O balanço de água é indispensável à manutenção da homeostasia e bem-estar dos indivíduos, sendo o mesmo regulado pelos rins. Um indivíduo desidratado estará em risco de complicações, nomeadamente de lesão renal.

O débito urinário mínimo é determinado pela capacidade de concentração da urina e pela carga de solutos que deve ser excretada. Em média, uma pessoa saudável (que não pratique desporto) deverá beber cerca de 1 L a 1.5 L de água diária, de forma a existir alguma excreção de água livre de solutos pela urina, e devemos insistir neste bom hábito, sobretudo junto das pessoas saudáveis.
 
Este valor não deverá ser largamente excedido, uma vez que o excesso de água provoca complicações, a clássica hiponatremia decorrente da potomania, com consequentes alterações do estado de consciência, podendo evoluir para convulsões e morte, se estivermos perante uma intoxicação por água.


Ana Carina Ferreira

A água na prevenção secundária da DRC

Quando uma pessoa tem um diagnóstico de doença renal crónica (DRC), o caso já muda de figura. Há doenças que provocam DRC, sendo, efetivamente, importante manter-se um bom aporte de água, mas apenas quando ainda não estamos perante uma DRC avançada.
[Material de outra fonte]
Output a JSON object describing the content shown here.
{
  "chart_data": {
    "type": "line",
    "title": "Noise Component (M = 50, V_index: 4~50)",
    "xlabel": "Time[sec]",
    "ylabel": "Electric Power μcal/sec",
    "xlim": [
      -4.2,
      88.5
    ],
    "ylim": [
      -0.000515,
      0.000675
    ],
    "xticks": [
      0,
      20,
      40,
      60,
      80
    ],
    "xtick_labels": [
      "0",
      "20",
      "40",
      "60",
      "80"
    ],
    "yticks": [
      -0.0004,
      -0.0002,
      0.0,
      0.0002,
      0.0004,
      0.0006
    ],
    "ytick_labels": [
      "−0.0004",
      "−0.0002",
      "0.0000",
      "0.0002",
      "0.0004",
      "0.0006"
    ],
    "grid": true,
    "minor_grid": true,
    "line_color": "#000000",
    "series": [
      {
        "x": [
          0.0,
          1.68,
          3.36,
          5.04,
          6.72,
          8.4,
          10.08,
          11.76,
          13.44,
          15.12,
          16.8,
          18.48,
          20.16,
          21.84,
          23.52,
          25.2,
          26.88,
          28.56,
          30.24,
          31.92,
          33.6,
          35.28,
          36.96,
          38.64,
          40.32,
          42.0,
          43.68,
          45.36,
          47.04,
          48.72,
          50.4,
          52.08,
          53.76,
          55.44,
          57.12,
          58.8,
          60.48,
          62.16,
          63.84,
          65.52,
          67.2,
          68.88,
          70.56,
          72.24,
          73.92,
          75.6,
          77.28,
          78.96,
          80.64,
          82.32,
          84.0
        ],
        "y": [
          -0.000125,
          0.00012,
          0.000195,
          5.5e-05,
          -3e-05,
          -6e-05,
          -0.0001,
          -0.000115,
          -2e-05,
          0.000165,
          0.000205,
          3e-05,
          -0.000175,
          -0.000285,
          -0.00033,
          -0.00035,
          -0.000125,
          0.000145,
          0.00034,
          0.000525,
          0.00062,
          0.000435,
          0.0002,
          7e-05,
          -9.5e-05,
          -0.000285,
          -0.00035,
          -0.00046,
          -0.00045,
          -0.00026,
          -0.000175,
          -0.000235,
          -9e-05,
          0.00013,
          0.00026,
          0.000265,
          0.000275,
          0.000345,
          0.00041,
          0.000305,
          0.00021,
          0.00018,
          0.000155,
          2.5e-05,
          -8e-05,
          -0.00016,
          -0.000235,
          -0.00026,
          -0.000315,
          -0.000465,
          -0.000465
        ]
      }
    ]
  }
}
É o caso dos doentes com litíase renal, onde a principal arma para a prevenção de desenvolvimento de novo episódio litiásico será o aporte de água, juntamente com a redução do consumo de sal. Uma pessoa já com história de litíase e que consiga urinar mais de 2 L estará mais protegida.

Também os doentes com doença renal poliquística parecem beneficiar de um maior consumo de água, de forma a evitar-se a progressão da doença. Este tópico, no entanto, está ainda em investigação e esperamos que DRINK e o PREVENT-ADPKD trials nos tragam mais respostas.

Na ausência de litíase ou de doença poliquística, o aumento do consumo de água em doentes com DRC estádios 3 e 4 não parece alterar a história natural da doença, podendo inclusivamente ser deletério, como demonstraram dois estudos recentemente divulgados.

O primeiro, publicado em 2018 no JAMA (CKD WIT trial), com doentes com DRC estádio 3, demonstrou que não houve diferença na taxa de progressão da doença renal entre as pessoas que beberam muita água versus as que mantiveram o consumo de água habitual.

O segundo, publicado na NDT em 2021 (CKD-REIN study) e que randomizou doentes com DRC estádios 3 e 4, demonstrou que tanto o consumo elevado como reduzido de água, para além dos habituais 1 a 1.5 L, não é benéfico, sendo mesmo deletério.

Em estádios mais avançados de DRC, como o estádio 5, o aumento de consumo de água não é aconselhável, pois, poderá aumentar o risco de alterações hidro-electrolíticas e de edema periférico.